L.A. Ports Drawing Shippers, West Coast Competition Slips

Staff Reporter

The Port of Los Angeles has been grabbing market share from other West Coast ports as cost pressures force shippers to decrease the amount of cargo going to smaller destinations.

Los Angeles container traffic (imports and exports) for 2001 increased 6.1 percent, or 5.2 million TEUs (20-foot equivalent units), according to figures released last week. Each of the other four West Coast ports, including Long Beach, saw a decrease from 2000.

Overall, shipments to the five major ports, which account for more than 90 percent of the sea cargo shipped to the West Coast, decreased 1.3 percent.

Jack Kyser, chief economist of the Los Angeles County Economic Development Corp., said steamship companies send their largest ships into the Port of L.A., not only to unload goods destined for locations throughout North America, but because of the huge local market. In addition, shippers, under pressure to cut costs, have begun dropping service to other West Coast destinations with smaller markets.

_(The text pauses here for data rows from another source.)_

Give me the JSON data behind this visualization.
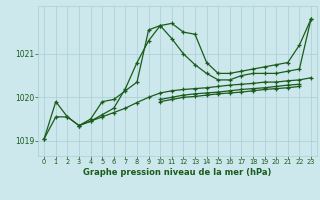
{
  "title": "Graphe pression niveau de la mer (hPa)",
  "background_color": "#cce8ec",
  "grid_color": "#aacdd4",
  "line_color": "#1a5c1a",
  "ylim": [
    1018.65,
    1022.1
  ],
  "xlim": [
    -0.5,
    23.5
  ],
  "yticks": [
    1019,
    1020,
    1021
  ],
  "xticks": [
    0,
    1,
    2,
    3,
    4,
    5,
    6,
    7,
    8,
    9,
    10,
    11,
    12,
    13,
    14,
    15,
    16,
    17,
    18,
    19,
    20,
    21,
    22,
    23
  ],
  "series1": [
    1019.05,
    1019.55,
    1019.55,
    1019.35,
    1019.45,
    1019.6,
    1019.75,
    1020.2,
    1020.8,
    1021.3,
    1021.65,
    1021.7,
    1021.5,
    1021.45,
    1020.8,
    1020.55,
    1020.55,
    1020.6,
    1020.65,
    1020.7,
    1020.75,
    1020.8,
    1021.2,
    1021.8
  ],
  "series2": [
    1019.05,
    1019.9,
    1019.55,
    1019.35,
    1019.5,
    1019.9,
    1019.95,
    1020.15,
    1020.35,
    1021.55,
    1021.65,
    1021.35,
    1021.0,
    1020.75,
    1020.55,
    1020.4,
    1020.4,
    1020.5,
    1020.55,
    1020.55,
    1020.55,
    1020.6,
    1020.65,
    1021.8
  ],
  "series3": [
    null,
    null,
    null,
    1019.35,
    1019.45,
    1019.55,
    1019.65,
    1019.75,
    1019.88,
    1020.0,
    1020.1,
    1020.15,
    1020.18,
    1020.2,
    1020.22,
    1020.25,
    1020.28,
    1020.3,
    1020.32,
    1020.35,
    1020.35,
    1020.38,
    1020.4,
    1020.45
  ],
  "series4": [
    null,
    null,
    null,
    null,
    null,
    null,
    null,
    null,
    null,
    null,
    1019.95,
    1020.0,
    1020.05,
    1020.08,
    1020.1,
    1020.12,
    1020.15,
    1020.18,
    1020.2,
    1020.22,
    1020.25,
    1020.28,
    1020.3,
    null
  ],
  "series5": [
    null,
    null,
    null,
    null,
    null,
    null,
    null,
    null,
    null,
    null,
    1019.9,
    1019.95,
    1020.0,
    1020.02,
    1020.05,
    1020.08,
    1020.1,
    1020.12,
    1020.15,
    1020.18,
    1020.2,
    1020.22,
    1020.25,
    null
  ]
}
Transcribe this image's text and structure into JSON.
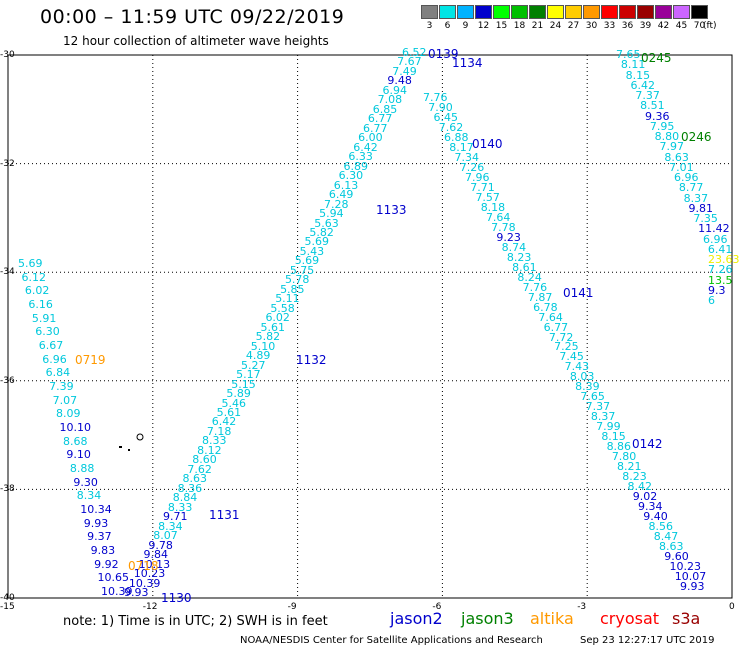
{
  "header": {
    "title": "00:00 – 11:59 UTC 09/22/2019",
    "subtitle": "12 hour collection of altimeter wave heights"
  },
  "color_scale": {
    "unit": "(ft)",
    "bins": [
      {
        "label": "3",
        "color": "#808080"
      },
      {
        "label": "6",
        "color": "#00e5e5"
      },
      {
        "label": "9",
        "color": "#00b3ff"
      },
      {
        "label": "12",
        "color": "#0000cc"
      },
      {
        "label": "15",
        "color": "#00ff00"
      },
      {
        "label": "18",
        "color": "#00c000"
      },
      {
        "label": "21",
        "color": "#008000"
      },
      {
        "label": "24",
        "color": "#ffff00"
      },
      {
        "label": "27",
        "color": "#ffcc00"
      },
      {
        "label": "30",
        "color": "#ff9900"
      },
      {
        "label": "33",
        "color": "#ff0000"
      },
      {
        "label": "36",
        "color": "#cc0000"
      },
      {
        "label": "39",
        "color": "#990000"
      },
      {
        "label": "42",
        "color": "#990099"
      },
      {
        "label": "45",
        "color": "#cc66ff"
      },
      {
        "label": "70",
        "color": "#000000"
      }
    ]
  },
  "axes": {
    "lat_ticks": [
      "-30",
      "-32",
      "-34",
      "-36",
      "-38",
      "-40"
    ],
    "lon_ticks": [
      "-15",
      "-12",
      "-9",
      "-6",
      "-3",
      "0"
    ]
  },
  "passes": [
    {
      "label": "0139",
      "color": "#0000cc"
    },
    {
      "label": "1134",
      "color": "#0000cc"
    },
    {
      "label": "0140",
      "color": "#0000cc"
    },
    {
      "label": "1133",
      "color": "#0000cc"
    },
    {
      "label": "0141",
      "color": "#0000cc"
    },
    {
      "label": "1132",
      "color": "#0000cc"
    },
    {
      "label": "0142",
      "color": "#0000cc"
    },
    {
      "label": "1131",
      "color": "#0000cc"
    },
    {
      "label": "1130",
      "color": "#0000cc"
    },
    {
      "label": "0245",
      "color": "#008000"
    },
    {
      "label": "0246",
      "color": "#008000"
    },
    {
      "label": "0719",
      "color": "#ff9900"
    },
    {
      "label": "0718",
      "color": "#ff9900"
    }
  ],
  "tracks": [
    {
      "name": "jason2-1130-1134",
      "color_hi": "#0000cc",
      "values": [
        "9.93",
        "10.39",
        "10.23",
        "10.13",
        "9.84",
        "9.78",
        "8.07",
        "8.34",
        "9.71",
        "8.33",
        "8.84",
        "8.36",
        "8.63",
        "7.62",
        "8.60",
        "8.12",
        "8.33",
        "7.18",
        "6.42",
        "5.61",
        "5.46",
        "5.89",
        "5.15",
        "5.17",
        "5.27",
        "4.89",
        "5.10",
        "5.82",
        "5.61",
        "6.02",
        "5.58",
        "5.11",
        "5.85",
        "5.78",
        "5.75",
        "5.69",
        "5.43",
        "5.69",
        "5.82",
        "5.63",
        "5.94",
        "7.28",
        "6.49",
        "6.13",
        "6.30",
        "6.89",
        "6.33",
        "6.42",
        "6.00",
        "6.77",
        "6.77",
        "6.85",
        "7.08",
        "6.94",
        "9.48",
        "7.49",
        "7.67",
        "6.52"
      ]
    },
    {
      "name": "jason2-0139-0142",
      "color_hi": "#0000cc",
      "values": [
        "7.76",
        "7.90",
        "6.45",
        "7.62",
        "6.88",
        "8.17",
        "7.34",
        "7.26",
        "7.96",
        "7.71",
        "7.57",
        "8.18",
        "7.64",
        "7.78",
        "9.23",
        "8.74",
        "8.23",
        "8.61",
        "8.24",
        "7.76",
        "7.87",
        "6.78",
        "7.64",
        "6.77",
        "7.72",
        "7.25",
        "7.45",
        "7.43",
        "8.03",
        "8.39",
        "7.65",
        "7.37",
        "8.37",
        "7.99",
        "8.15",
        "8.86",
        "7.80",
        "8.21",
        "8.23",
        "8.42",
        "9.02",
        "9.34",
        "9.40",
        "8.56",
        "8.47",
        "8.63",
        "9.60",
        "10.23",
        "10.07",
        "9.93"
      ]
    },
    {
      "name": "jason3-0245-0246",
      "color_hi": "#0000cc",
      "values": [
        "7.65",
        "8.11",
        "8.15",
        "6.42",
        "7.37",
        "8.51",
        "9.36",
        "7.95",
        "8.80",
        "7.97",
        "8.63",
        "7.01",
        "6.96",
        "8.77",
        "8.37",
        "9.81",
        "7.35",
        "11.42",
        "6.96",
        "6.41",
        "23.63",
        "7.26",
        "13.5",
        "9.3",
        "6"
      ]
    },
    {
      "name": "altika-0718-0719",
      "color_hi": "#0000cc",
      "values": [
        "5.69",
        "6.12",
        "6.02",
        "6.16",
        "5.91",
        "6.30",
        "6.67",
        "6.96",
        "6.84",
        "7.39",
        "7.07",
        "8.09",
        "10.10",
        "8.68",
        "9.10",
        "8.88",
        "9.30",
        "8.34",
        "10.34",
        "9.93",
        "9.37",
        "9.83",
        "9.92",
        "10.65",
        "10.39"
      ]
    }
  ],
  "footer": {
    "note": "note:  1) Time is in UTC;  2) SWH is in feet",
    "legend": [
      {
        "name": "jason2",
        "color": "#0000cc"
      },
      {
        "name": "jason3",
        "color": "#008000"
      },
      {
        "name": "altika",
        "color": "#ff9900"
      },
      {
        "name": "cryosat",
        "color": "#ff0000"
      },
      {
        "name": "s3a",
        "color": "#990000"
      }
    ],
    "credit": "NOAA/NESDIS Center for Satellite Applications and Research",
    "stamp": "Sep 23 12:27:17 UTC 2019"
  }
}
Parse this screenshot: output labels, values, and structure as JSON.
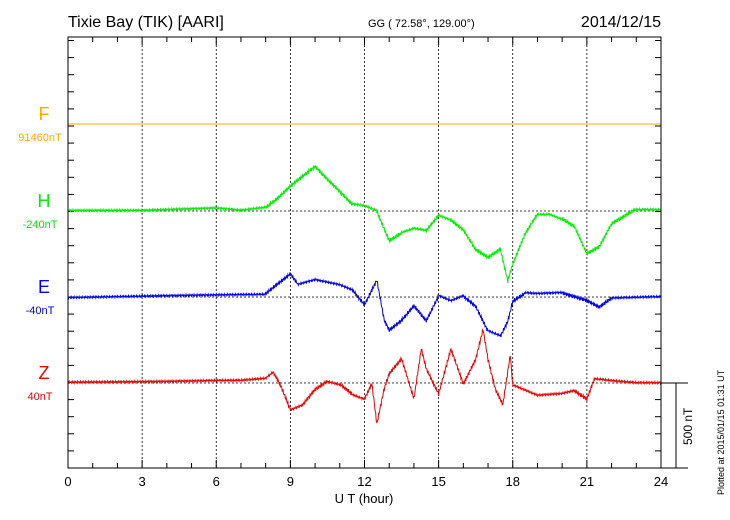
{
  "chart_data": {
    "type": "line",
    "title": "Tixie Bay (TIK)  [AARI]",
    "coords": "GG ( 72.58°, 129.00°)",
    "date": "2014/12/15",
    "xlabel": "U T (hour)",
    "xlim": [
      0,
      24
    ],
    "xticks": [
      "0",
      "3",
      "6",
      "9",
      "12",
      "15",
      "18",
      "21",
      "24"
    ],
    "scale_bar": "500 nT",
    "footer": "Plotted at 2015/01/15 01:31  UT",
    "grid": true,
    "series": [
      {
        "name": "F",
        "baseline_label": "91460nT",
        "color": "#ffaa00",
        "x": [
          0,
          24
        ],
        "y": [
          0,
          0
        ]
      },
      {
        "name": "H",
        "baseline_label": "-240nT",
        "color": "#00ee00",
        "x": [
          0,
          3,
          5,
          6,
          7,
          8,
          8.5,
          9,
          9.5,
          10,
          10.5,
          11,
          11.5,
          12,
          12.5,
          13,
          13.5,
          14,
          14.5,
          15,
          15.5,
          16,
          16.5,
          17,
          17.5,
          17.8,
          18,
          18.5,
          19,
          19.5,
          20,
          20.5,
          21,
          21.5,
          22,
          23,
          24
        ],
        "y": [
          0,
          0,
          12,
          18,
          6,
          24,
          82,
          153,
          212,
          270,
          194,
          123,
          47,
          35,
          6,
          -170,
          -124,
          -100,
          -112,
          -24,
          -53,
          -112,
          -229,
          -276,
          -229,
          -417,
          -318,
          -141,
          -24,
          -24,
          -53,
          -100,
          -259,
          -218,
          -82,
          6,
          6
        ]
      },
      {
        "name": "E",
        "baseline_label": "-40nT",
        "color": "#0000ee",
        "x": [
          0,
          8,
          8.5,
          9,
          9.3,
          10,
          11,
          11.5,
          12,
          12.3,
          12.5,
          12.8,
          13,
          13.5,
          14,
          14.5,
          15,
          15.5,
          16,
          16.5,
          17,
          17.5,
          17.8,
          18,
          18.5,
          19,
          20,
          21,
          21.5,
          22,
          24
        ],
        "y": [
          0,
          12,
          71,
          129,
          71,
          100,
          71,
          41,
          -47,
          41,
          100,
          -135,
          -194,
          -135,
          -47,
          -135,
          12,
          -18,
          12,
          -47,
          -194,
          -224,
          -135,
          -18,
          29,
          24,
          29,
          -18,
          -59,
          -6,
          0
        ]
      },
      {
        "name": "Z",
        "baseline_label": "40nT",
        "color": "#ee0000",
        "x": [
          0,
          3,
          6,
          7,
          8,
          8.3,
          8.6,
          9,
          9.5,
          10,
          10.5,
          11,
          11.5,
          12,
          12.3,
          12.5,
          12.8,
          13,
          13.5,
          14,
          14.3,
          14.5,
          15,
          15.5,
          16,
          16.5,
          16.8,
          17,
          17.3,
          17.6,
          17.9,
          18,
          18.5,
          19,
          20,
          20.5,
          21,
          21.3,
          22,
          23,
          24
        ],
        "y": [
          6,
          12,
          18,
          18,
          29,
          65,
          -12,
          -159,
          -129,
          -41,
          6,
          -12,
          -71,
          -100,
          -12,
          -247,
          -41,
          47,
          135,
          -100,
          194,
          76,
          -71,
          194,
          -12,
          135,
          312,
          135,
          -41,
          -129,
          165,
          -12,
          -41,
          -71,
          -59,
          -41,
          -88,
          29,
          18,
          6,
          6
        ]
      }
    ]
  }
}
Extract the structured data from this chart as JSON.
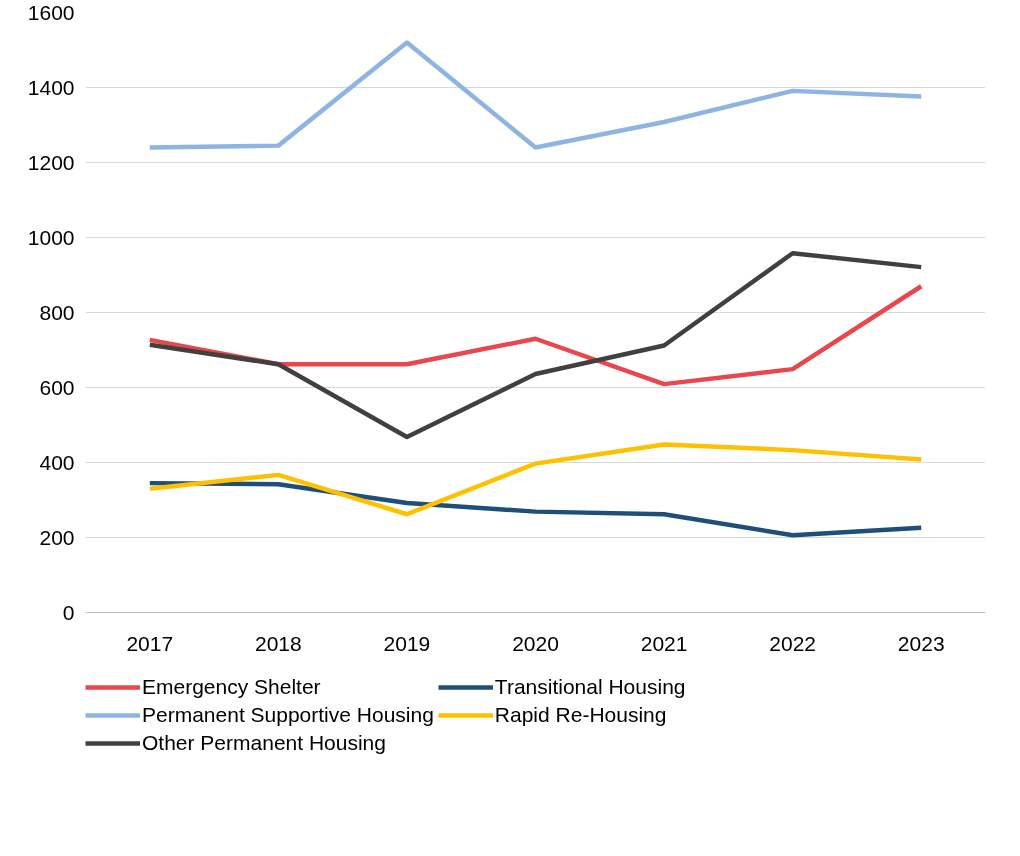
{
  "chart_data": {
    "type": "line",
    "categories": [
      "2017",
      "2018",
      "2019",
      "2020",
      "2021",
      "2022",
      "2023"
    ],
    "series": [
      {
        "name": "Emergency Shelter",
        "color": "#e8474e",
        "values": [
          727,
          662,
          662,
          730,
          609,
          649,
          870
        ]
      },
      {
        "name": "Transitional Housing",
        "color": "#1f4e79",
        "values": [
          345,
          342,
          292,
          269,
          262,
          206,
          226
        ]
      },
      {
        "name": "Permanent Supportive Housing",
        "color": "#8db4e2",
        "values": [
          1240,
          1245,
          1520,
          1240,
          1308,
          1391,
          1376
        ]
      },
      {
        "name": "Rapid Re-Housing",
        "color": "#ffc000",
        "values": [
          330,
          367,
          262,
          397,
          448,
          433,
          408
        ]
      },
      {
        "name": "Other Permanent Housing",
        "color": "#404040",
        "values": [
          714,
          662,
          468,
          636,
          712,
          958,
          921
        ]
      }
    ],
    "ylim": [
      0,
      1600
    ],
    "yticks": [
      0,
      200,
      400,
      600,
      800,
      1000,
      1200,
      1400,
      1600
    ],
    "grid": "y",
    "legend": "bottom",
    "marker": "none",
    "line_style": "solid"
  }
}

"What's happening is the Port of Los Angeles is taking business from other West Coast ports," Kyser said.

For example, the Port of Seattle had 1.3 million TEUs in 2001, a 13.3 percent drop from the year earlier. Many liners have cut back on the number of West Coast stops or the volume of cargo dropped off at ports other than Los Angeles.

"First and foremost ocean liners are concerned with reducing vessel operation costs Los Angeles is the beneficiary of that," said Port of Seattle spokesman Mike Schultz.

Many shippers and freight forwarders cite the area's many rail and trucking services as reasons to choose Southern California as their only West Coast destination. In addition, the ports are more easily accessible than other West Coast ports, where it can take up to seven hours to dock.

Even so, the Port of Long Beach saw a three percent decline in cargo traffic for 2001, to 4.5 million TEUs. Long Beach officials said that Los Angeles benefited from an increase in shipments originally scheduled for the Northwest mainly because of its large size.

"Some of the ships that would have called in the Northwest came to Southern California, and most of them went to Los Angeles," said Art Wong, a spokesperson for the Port of Long Beach.

Luck also played a role for L.A. Wong said that during the economic boom of the late 1990s, several shipping lines moved to Southern California. At the time, the Port of Long Beach was filled to capacity and Los Angeles received the overflow of new traffic. "Some of those lines have done well, and that has given L.A. growth," Wong said.

Local ports faster

Guy Fox, chairman of Global Transportation Services Inc., an international freight forwarder, said he prefers the Los Angeles and Long Beach ports over other West Coast destinations because they provide faster service.

"There isn't a lot of bureaucracy (at either Long Beach or Los Angeles)," said Phillip Wright, a vice president at Zim Container Service, an ocean carrier that ships to every major West Coast port.

Still, what pulls shippers to Southern California are consumers. "I think, frankly, shippers don't care about ports," said Bob Kleist, a corporate advisor to Evergreen American Corp. Kleist has spent over 50 years in the shipping business.

"Any steamship coming to the West Coast must call on Los Angeles or Long Beach because of the large local market. You could probably run a reasonable service running cargo just into L.A. You'd go broke trying to do that anywhere else on the West Coast," he said.

Schultz said he expects the trend to continue as long as the economy keeps struggling. When shipping gets back to pre-recession levels, he expects to see an increase in traffic at smaller ports.

Kyser had a similar prognosis. "The consensus seems to be (2002) is going to be a slow year overall," he said. "If business stays flat, I think L.A. will continue to post increases while everyone else will be struggling."